Funkübung am 28. März: Kommunikationstraining für den Ernstfall

Am 28. März 2026 stand bei der Freiwilligen Feuerwehr Zitternberg eine umfassende Funkübung auf dem Programm. Da bei jedem Einsatz eine reibungslose Kommunikation der Schlüssel zum Erfolg ist, lag der Schwerpunkt an diesem Tag auf der fehlerfreien Informationsweitergabe und der Koordination.

Theoretische Grundlagen Zu Beginn der Übung frischten die Mitglieder ihr Wissen in einem kompakten Theorieteil auf. Dabei wurden die wichtigsten Grundlagen durchbesprochen:

  • Handhabung der Funkgeräte: Die korrekte Bedienung und Pflege unserer Ausrüstung.
  • Funkordnung und Funkgespräche: Die klare, kurze Abwicklung von Meldungen und die Einhaltung der Funkdisziplin.
  • Aufgaben der Einsatzleitung: Wie wird das Geschehen optimal koordiniert und welche Informationen sind für eine erfolgreiche Einsatzführung zwingend erforderlich?

Praktische Umsetzung: Fiktive Einsatzszenarien Nach der Theorie folgte der wichtigste Teil – die praktische Anwendung. Um die Abläufe so realistisch wie möglich zu trainieren, wurde die Mannschaft aufgeteilt:

  • Einsatzleitung: Drei Kameradinnen und Kameraden richteten direkt im Feuerwehrhaus eine fiktive Einsatzleitung ein. Von hier aus wurde das gesamte Geschehen überwacht und gesteuert.
  • Einsatzkräfte: Die restliche Mannschaft rüstete sich aus und besetzte unsere beiden Fahrzeuge Rüst Zitternberg und Tank Zitternberg.
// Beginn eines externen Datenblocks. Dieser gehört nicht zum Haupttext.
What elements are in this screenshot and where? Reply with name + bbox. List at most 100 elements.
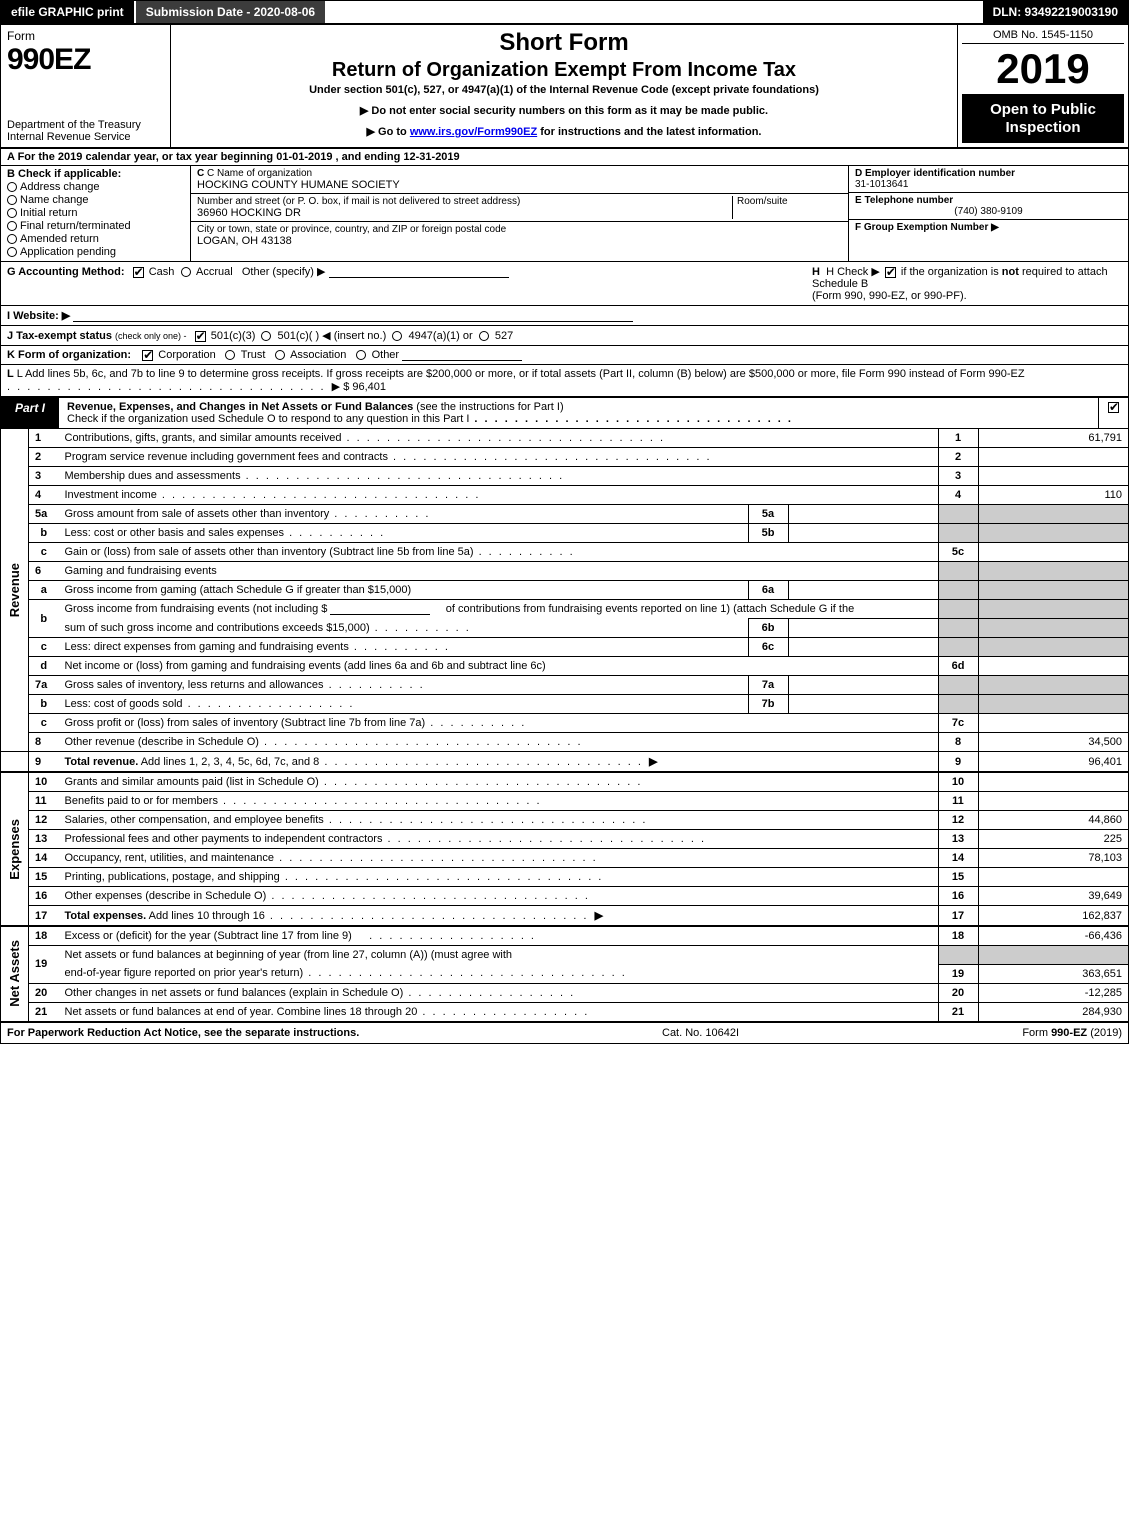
r5a-mb: 5a [748, 505, 788, 524]
row-5c: c Gain or (loss) from sale of assets oth… [1, 543, 1128, 562]
r5a-mbv [788, 505, 938, 524]
chk-amended-return[interactable]: Amended return [7, 233, 184, 245]
r9-num: 9 [29, 752, 59, 773]
row-5b: b Less: cost or other basis and sales ex… [1, 524, 1128, 543]
chk-trust[interactable] [225, 350, 235, 360]
l-text: L Add lines 5b, 6c, and 7b to line 9 to … [17, 368, 1025, 380]
r9-lineno: 9 [938, 752, 978, 773]
r14-desc: Occupancy, rent, utilities, and maintena… [65, 852, 598, 864]
row-2: 2 Program service revenue including gove… [1, 448, 1128, 467]
chk-final-return[interactable]: Final return/terminated [7, 220, 184, 232]
r18-lineno: 18 [938, 926, 978, 946]
r7b-mbv [788, 695, 938, 714]
row-14: 14 Occupancy, rent, utilities, and maint… [1, 849, 1128, 868]
submission-date-label: Submission Date - 2020-08-06 [136, 1, 325, 23]
r5c-lineno: 5c [938, 543, 978, 562]
chk-other-org[interactable] [356, 350, 366, 360]
row-8: 8 Other revenue (describe in Schedule O)… [1, 733, 1128, 752]
r3-num: 3 [29, 467, 59, 486]
chk-final-return-label: Final return/terminated [20, 220, 131, 232]
r6d-amount [978, 657, 1128, 676]
r6c-mb: 6c [748, 638, 788, 657]
row-6b: b Gross income from fundraising events (… [1, 600, 1128, 619]
l-amount: 96,401 [352, 381, 386, 393]
r7a-num: 7a [29, 676, 59, 695]
page-footer: For Paperwork Reduction Act Notice, see … [1, 1021, 1128, 1043]
chk-application-pending[interactable]: Application pending [7, 246, 184, 258]
r8-amount: 34,500 [978, 733, 1128, 752]
footer-form-year: (2019) [1087, 1027, 1122, 1039]
j-o2a: ◀ (insert no.) [322, 330, 386, 342]
form-number: 990EZ [7, 43, 90, 76]
chk-corporation[interactable] [142, 350, 153, 361]
g-cash: Cash [149, 266, 175, 278]
chk-initial-return[interactable]: Initial return [7, 207, 184, 219]
header-subtitle: Under section 501(c), 527, or 4947(a)(1)… [179, 84, 949, 96]
chk-accrual[interactable] [181, 267, 191, 277]
r17-desc: Total expenses. [65, 910, 147, 922]
org-address-row: Number and street (or P. O. box, if mail… [191, 194, 848, 222]
header-note-link: ▶ Go to www.irs.gov/Form990EZ for instru… [179, 125, 949, 138]
gross-receipts-row: L L Add lines 5b, 6c, and 7b to line 9 t… [1, 365, 1128, 396]
r5b-num: b [29, 524, 59, 543]
r16-amount: 39,649 [978, 887, 1128, 906]
omb-number: OMB No. 1545-1150 [962, 29, 1124, 44]
r16-lineno: 16 [938, 887, 978, 906]
chk-501c[interactable] [261, 331, 271, 341]
form-of-organization-row: K Form of organization: Corporation Trus… [1, 346, 1128, 365]
chk-527[interactable] [479, 331, 489, 341]
c-label: C Name of organization [207, 168, 312, 179]
tax-year: 2019 [962, 44, 1124, 95]
chk-cash[interactable] [133, 267, 144, 278]
h-text4: (Form 990, 990-EZ, or 990-PF). [812, 290, 967, 302]
r7b-mb: 7b [748, 695, 788, 714]
r6a-mb: 6a [748, 581, 788, 600]
chk-4947[interactable] [392, 331, 402, 341]
phone-block: E Telephone number (740) 380-9109 [849, 193, 1128, 220]
part-i-checkbox[interactable] [1098, 398, 1128, 428]
r10-desc: Grants and similar amounts paid (list in… [65, 776, 643, 788]
chk-name-change[interactable]: Name change [7, 194, 184, 206]
ein-block: D Employer identification number 31-1013… [849, 166, 1128, 193]
chk-schedule-b[interactable] [885, 267, 896, 278]
chk-501c3[interactable] [195, 331, 206, 342]
r6b-d2: of contributions from fundraising events… [446, 603, 854, 615]
row-4: 4 Investment income 4 110 [1, 486, 1128, 505]
r15-num: 15 [29, 868, 59, 887]
note2-post: for instructions and the latest informat… [537, 126, 761, 138]
irs-link[interactable]: www.irs.gov/Form990EZ [410, 126, 537, 138]
lineA-pre: A For the 2019 calendar year, or tax yea… [7, 151, 276, 163]
h-schedule-b: H H Check ▶ if the organization is not r… [812, 265, 1122, 302]
r21-num: 21 [29, 1002, 59, 1021]
r7c-lineno: 7c [938, 714, 978, 733]
r11-desc: Benefits paid to or for members [65, 795, 542, 807]
r7a-mb: 7a [748, 676, 788, 695]
r5c-amount [978, 543, 1128, 562]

Die Einsatzleitung schickte die beiden Fahrzeugbesatzungen anschließend zu verschiedenen fiktiven Einsatzorten. Die Herausforderung dabei: Die komplette Abwicklung – von der Anfahrt über die Lageerkundung bis hin zur Lagemeldung und Einsatzbeendigung – erfolgte ausschließlich über den Funkverkehr.

Durch diese stark praxisbezogene Übung konnten wir das Zusammenspiel zwischen Einsatzleitung und den Kräften vor Ort intensiv trainieren. So stellen wir sicher, dass der Informationsfluss auch im stressigen Ernstfall schnell und präzise funktioniert.